Democratic candidates are working on a solution that would shore up the ACA (reinstating critical cuts made by Republicans) and improve it. They are considering adding a public option, which may involve Medicare or Medicaid. In addition, Governor Wolf has a team that has nearly ready a state-run exchange on the ACA that promises to bring costs down, expand enrollment periods, and make other improvements. The exchange will be up and running for enrollment in December—UNLESS . . .

If the lawsuit to abolish the ACA (on tortuous grounds) is successful whenever it is finally decided, nearly all plans Democrats have for improving the ACA are for naught.

This brings us to the complication of an imminent Supreme Court nomination. So close to the election, the country lost a champion of women’s rights, Ruth Bader Ginsburg. For a long time we have known that to replace her, Trump would nominate a person who would please his fundamentalist Pro-Life Base. Thus, reproductive rights, supported by the vast majority of people in our nation, are in serious danger. These rights include not only the right to an abortion, but also the availability of free or low-cost contraception (a key to reducing abortions), and healthcare for hundreds of low-income women who depend on Planned Parenthood clinics for much of their healthcare, particularly women living in rural areas. Reproductive rights are a health and economic issue, affecting millions of women, but especially those who are financially insecure.

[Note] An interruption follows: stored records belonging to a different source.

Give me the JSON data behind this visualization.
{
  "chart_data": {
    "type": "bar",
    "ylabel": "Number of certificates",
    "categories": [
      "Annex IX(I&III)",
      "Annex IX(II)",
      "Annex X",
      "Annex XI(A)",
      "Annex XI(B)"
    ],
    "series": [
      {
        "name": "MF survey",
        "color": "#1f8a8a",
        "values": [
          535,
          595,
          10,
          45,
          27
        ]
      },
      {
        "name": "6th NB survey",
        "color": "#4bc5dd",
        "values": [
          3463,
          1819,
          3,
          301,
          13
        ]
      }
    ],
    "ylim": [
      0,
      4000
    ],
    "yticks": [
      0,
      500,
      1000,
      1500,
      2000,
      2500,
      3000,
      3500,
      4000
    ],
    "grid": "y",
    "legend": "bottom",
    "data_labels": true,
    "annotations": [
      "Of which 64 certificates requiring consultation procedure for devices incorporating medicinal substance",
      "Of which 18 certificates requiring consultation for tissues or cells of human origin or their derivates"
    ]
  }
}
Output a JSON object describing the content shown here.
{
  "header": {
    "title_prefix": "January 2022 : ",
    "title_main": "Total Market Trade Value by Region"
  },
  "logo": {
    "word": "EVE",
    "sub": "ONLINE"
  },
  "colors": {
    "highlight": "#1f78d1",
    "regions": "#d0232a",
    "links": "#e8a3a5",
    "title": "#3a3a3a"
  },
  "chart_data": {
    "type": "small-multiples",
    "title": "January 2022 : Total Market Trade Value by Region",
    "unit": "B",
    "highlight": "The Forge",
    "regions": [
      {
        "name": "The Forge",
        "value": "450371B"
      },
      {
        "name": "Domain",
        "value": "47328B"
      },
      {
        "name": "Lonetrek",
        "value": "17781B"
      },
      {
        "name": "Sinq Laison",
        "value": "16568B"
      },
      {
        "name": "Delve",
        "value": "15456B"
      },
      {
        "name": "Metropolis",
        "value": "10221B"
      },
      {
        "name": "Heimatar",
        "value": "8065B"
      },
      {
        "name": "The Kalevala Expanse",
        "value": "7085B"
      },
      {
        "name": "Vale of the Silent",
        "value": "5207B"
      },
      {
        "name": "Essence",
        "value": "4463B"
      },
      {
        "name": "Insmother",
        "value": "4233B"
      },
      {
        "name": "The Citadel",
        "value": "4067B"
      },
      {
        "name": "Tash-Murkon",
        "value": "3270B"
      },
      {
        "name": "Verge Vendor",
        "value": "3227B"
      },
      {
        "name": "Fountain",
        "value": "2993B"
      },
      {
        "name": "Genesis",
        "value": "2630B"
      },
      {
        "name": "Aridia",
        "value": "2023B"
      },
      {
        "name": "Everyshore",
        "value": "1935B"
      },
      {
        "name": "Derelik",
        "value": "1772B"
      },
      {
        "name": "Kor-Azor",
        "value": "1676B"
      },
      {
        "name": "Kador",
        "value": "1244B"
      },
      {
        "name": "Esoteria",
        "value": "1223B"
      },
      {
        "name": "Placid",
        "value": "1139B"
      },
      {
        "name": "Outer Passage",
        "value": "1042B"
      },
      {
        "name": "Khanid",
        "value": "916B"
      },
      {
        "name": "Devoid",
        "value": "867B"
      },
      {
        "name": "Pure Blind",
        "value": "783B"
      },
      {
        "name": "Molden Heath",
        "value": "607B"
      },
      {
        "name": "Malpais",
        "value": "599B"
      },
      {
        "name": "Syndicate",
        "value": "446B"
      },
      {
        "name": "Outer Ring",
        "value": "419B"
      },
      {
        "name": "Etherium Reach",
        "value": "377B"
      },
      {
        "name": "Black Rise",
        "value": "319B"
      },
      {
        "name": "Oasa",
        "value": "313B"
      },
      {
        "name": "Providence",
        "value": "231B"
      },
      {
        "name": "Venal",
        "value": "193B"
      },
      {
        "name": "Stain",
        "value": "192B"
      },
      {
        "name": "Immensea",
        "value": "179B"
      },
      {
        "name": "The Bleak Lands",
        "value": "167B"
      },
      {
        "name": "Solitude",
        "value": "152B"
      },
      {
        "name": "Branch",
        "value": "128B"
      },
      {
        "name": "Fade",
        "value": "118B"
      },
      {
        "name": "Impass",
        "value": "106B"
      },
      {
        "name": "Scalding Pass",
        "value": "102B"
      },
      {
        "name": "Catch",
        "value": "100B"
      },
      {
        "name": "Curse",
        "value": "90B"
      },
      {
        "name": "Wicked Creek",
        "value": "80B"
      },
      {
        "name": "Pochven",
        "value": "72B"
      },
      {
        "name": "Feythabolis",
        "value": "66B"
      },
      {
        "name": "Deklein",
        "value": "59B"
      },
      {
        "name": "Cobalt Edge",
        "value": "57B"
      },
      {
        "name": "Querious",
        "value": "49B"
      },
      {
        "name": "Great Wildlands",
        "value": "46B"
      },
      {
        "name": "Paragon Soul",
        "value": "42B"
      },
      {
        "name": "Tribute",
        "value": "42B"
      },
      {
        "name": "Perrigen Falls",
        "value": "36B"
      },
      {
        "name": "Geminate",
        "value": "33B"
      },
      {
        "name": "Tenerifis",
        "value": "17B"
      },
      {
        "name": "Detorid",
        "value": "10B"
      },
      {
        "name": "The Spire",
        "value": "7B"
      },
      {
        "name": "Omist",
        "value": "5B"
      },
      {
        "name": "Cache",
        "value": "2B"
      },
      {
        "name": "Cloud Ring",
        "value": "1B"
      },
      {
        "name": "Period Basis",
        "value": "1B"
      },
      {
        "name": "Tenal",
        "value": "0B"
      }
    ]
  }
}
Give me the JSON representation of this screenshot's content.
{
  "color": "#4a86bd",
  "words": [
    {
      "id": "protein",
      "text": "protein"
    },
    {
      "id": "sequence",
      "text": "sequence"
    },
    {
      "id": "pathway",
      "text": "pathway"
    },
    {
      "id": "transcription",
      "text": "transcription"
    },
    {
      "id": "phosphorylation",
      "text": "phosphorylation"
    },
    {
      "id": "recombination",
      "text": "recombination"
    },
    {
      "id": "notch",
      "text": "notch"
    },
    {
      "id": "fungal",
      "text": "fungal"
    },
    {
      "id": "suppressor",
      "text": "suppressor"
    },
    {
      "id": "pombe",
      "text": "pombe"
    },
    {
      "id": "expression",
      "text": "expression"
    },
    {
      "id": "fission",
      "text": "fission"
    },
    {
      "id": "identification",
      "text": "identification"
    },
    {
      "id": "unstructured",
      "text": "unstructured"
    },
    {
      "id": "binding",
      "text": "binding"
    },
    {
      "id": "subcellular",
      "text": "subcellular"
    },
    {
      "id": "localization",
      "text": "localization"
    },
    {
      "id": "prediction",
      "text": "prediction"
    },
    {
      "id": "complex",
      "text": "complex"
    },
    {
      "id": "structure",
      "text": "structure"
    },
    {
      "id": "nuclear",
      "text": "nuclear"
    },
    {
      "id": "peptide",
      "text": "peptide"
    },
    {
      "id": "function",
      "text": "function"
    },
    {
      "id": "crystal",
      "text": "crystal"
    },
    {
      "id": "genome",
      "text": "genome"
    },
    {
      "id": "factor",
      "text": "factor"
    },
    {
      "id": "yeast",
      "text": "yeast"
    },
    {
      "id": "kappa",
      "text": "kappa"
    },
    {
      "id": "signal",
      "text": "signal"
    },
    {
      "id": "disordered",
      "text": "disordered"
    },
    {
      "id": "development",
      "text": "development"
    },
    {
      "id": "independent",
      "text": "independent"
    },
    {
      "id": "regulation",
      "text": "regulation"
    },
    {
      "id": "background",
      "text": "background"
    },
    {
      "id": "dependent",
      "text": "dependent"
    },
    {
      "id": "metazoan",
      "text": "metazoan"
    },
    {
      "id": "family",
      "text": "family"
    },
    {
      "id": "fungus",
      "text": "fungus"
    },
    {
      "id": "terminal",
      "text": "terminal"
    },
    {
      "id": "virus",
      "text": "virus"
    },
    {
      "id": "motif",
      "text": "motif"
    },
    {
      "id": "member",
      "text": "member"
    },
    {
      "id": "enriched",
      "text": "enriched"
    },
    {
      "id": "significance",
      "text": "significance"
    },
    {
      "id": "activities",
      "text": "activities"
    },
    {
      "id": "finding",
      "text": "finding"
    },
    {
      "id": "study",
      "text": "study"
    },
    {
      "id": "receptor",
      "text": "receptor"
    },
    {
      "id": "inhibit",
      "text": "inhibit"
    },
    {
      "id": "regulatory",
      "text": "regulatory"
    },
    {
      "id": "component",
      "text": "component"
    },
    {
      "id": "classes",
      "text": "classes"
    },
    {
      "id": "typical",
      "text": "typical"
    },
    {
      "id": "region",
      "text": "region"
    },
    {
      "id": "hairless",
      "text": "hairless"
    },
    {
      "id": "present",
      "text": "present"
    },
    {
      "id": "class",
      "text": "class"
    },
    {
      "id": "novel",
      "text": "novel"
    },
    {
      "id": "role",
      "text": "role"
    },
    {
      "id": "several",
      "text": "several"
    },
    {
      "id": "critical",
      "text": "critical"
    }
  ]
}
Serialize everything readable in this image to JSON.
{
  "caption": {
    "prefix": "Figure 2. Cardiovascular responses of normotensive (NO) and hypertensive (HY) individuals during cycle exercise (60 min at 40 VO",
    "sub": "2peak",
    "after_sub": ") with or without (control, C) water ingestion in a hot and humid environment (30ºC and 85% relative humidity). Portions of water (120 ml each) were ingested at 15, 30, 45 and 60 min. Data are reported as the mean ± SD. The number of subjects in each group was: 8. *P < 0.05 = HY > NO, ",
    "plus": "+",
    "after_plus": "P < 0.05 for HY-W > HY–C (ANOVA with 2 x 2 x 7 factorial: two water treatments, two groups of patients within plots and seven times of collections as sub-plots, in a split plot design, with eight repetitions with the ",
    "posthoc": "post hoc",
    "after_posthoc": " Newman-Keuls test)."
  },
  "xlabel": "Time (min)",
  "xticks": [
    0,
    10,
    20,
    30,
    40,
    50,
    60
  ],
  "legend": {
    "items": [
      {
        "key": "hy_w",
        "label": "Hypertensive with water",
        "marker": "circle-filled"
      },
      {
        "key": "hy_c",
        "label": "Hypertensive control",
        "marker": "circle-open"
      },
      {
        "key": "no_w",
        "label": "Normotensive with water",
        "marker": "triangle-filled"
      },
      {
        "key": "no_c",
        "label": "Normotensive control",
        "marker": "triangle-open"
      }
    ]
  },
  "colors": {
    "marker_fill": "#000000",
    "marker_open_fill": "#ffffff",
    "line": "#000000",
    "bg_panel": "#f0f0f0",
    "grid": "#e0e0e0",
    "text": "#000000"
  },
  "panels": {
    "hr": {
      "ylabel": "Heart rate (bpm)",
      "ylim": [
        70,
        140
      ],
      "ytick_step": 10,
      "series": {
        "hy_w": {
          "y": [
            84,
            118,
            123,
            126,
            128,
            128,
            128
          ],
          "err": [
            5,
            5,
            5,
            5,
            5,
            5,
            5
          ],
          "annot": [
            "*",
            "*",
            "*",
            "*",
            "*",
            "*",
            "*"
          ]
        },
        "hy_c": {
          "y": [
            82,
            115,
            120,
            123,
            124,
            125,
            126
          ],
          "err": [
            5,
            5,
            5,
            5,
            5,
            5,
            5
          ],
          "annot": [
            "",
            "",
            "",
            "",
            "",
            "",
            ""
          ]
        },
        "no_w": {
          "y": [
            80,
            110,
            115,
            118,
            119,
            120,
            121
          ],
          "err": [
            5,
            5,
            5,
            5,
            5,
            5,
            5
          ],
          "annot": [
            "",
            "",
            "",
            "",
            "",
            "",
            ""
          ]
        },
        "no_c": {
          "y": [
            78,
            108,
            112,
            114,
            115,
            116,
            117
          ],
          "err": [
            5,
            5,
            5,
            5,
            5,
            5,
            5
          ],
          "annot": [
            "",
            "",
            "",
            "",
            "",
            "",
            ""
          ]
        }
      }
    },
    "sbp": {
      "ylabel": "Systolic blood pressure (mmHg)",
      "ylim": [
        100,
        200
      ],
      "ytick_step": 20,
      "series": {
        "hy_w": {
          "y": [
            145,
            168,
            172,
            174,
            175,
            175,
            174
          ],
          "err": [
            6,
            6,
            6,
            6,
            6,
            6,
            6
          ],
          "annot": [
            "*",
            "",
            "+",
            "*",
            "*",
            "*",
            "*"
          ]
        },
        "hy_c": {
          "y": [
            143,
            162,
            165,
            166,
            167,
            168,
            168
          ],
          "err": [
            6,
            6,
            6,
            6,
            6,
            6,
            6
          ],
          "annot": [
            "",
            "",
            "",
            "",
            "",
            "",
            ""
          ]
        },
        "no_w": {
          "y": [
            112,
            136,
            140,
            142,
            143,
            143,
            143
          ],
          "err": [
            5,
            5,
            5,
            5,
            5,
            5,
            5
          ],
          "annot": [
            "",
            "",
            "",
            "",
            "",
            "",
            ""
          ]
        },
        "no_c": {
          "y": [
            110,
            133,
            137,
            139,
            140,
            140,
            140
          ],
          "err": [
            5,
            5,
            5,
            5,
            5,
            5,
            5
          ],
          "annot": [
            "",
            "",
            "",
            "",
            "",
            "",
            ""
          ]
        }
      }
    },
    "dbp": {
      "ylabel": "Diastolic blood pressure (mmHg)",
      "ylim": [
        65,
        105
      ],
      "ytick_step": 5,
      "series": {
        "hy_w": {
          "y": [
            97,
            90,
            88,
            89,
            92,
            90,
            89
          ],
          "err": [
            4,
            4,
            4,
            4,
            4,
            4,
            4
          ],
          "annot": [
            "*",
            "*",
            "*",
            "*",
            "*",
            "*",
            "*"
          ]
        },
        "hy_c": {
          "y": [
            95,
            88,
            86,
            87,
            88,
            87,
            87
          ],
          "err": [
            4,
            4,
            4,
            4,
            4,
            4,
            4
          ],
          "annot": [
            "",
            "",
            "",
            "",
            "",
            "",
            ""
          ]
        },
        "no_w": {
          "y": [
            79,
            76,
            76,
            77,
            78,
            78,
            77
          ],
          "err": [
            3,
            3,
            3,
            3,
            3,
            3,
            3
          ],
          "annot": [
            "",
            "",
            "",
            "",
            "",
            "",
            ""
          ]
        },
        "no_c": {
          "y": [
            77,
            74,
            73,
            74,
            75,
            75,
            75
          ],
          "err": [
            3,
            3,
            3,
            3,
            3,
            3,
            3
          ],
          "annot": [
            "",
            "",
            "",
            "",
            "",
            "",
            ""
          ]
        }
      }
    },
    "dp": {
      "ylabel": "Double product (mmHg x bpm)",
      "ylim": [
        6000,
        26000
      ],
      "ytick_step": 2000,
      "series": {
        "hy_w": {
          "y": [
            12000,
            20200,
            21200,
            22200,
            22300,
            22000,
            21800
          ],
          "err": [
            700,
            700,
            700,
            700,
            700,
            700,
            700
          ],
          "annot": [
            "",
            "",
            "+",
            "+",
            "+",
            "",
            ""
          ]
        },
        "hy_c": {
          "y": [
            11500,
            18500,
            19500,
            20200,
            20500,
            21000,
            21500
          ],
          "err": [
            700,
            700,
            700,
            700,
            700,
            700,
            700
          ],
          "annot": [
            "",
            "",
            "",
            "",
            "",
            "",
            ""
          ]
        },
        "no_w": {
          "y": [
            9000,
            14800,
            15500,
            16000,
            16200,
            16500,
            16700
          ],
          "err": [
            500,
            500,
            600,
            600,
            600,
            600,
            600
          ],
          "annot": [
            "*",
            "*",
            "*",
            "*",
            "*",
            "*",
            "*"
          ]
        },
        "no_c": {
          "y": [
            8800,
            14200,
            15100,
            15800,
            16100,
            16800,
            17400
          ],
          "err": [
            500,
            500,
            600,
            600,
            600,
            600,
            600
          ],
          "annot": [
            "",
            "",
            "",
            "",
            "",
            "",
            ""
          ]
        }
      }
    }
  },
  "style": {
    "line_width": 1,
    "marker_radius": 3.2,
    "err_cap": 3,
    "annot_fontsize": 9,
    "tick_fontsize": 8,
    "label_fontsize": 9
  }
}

Amy Coney Barrett, Trump’s first choice to replace RBG, may be nominated before the election and even put on the bench before the November 10 Supreme Court hearing on the ACA’s legitimacy. Barrett has expressed her discomfort with the ACA and would likely vote to abolish it.

What can we do? Our only hope is for you, me, and the nation (especially swing states like ours) to vote for Democrats up and down the ballot. The replacement for RBG is likely out of Democrats’ hands given the current makeup of the Senate, but we must prevent yet another arch conservative from further packing the highest court in the land and destroying its integrity and desperately needed balance.

Jeanne Duffy, Ph.D., has served as a college professor, an analyst and project manager for several large companies, and a college administrator in charge of foundation and government support. She is Chair of Gettysburg Democracy for America’s healthcare taskforce.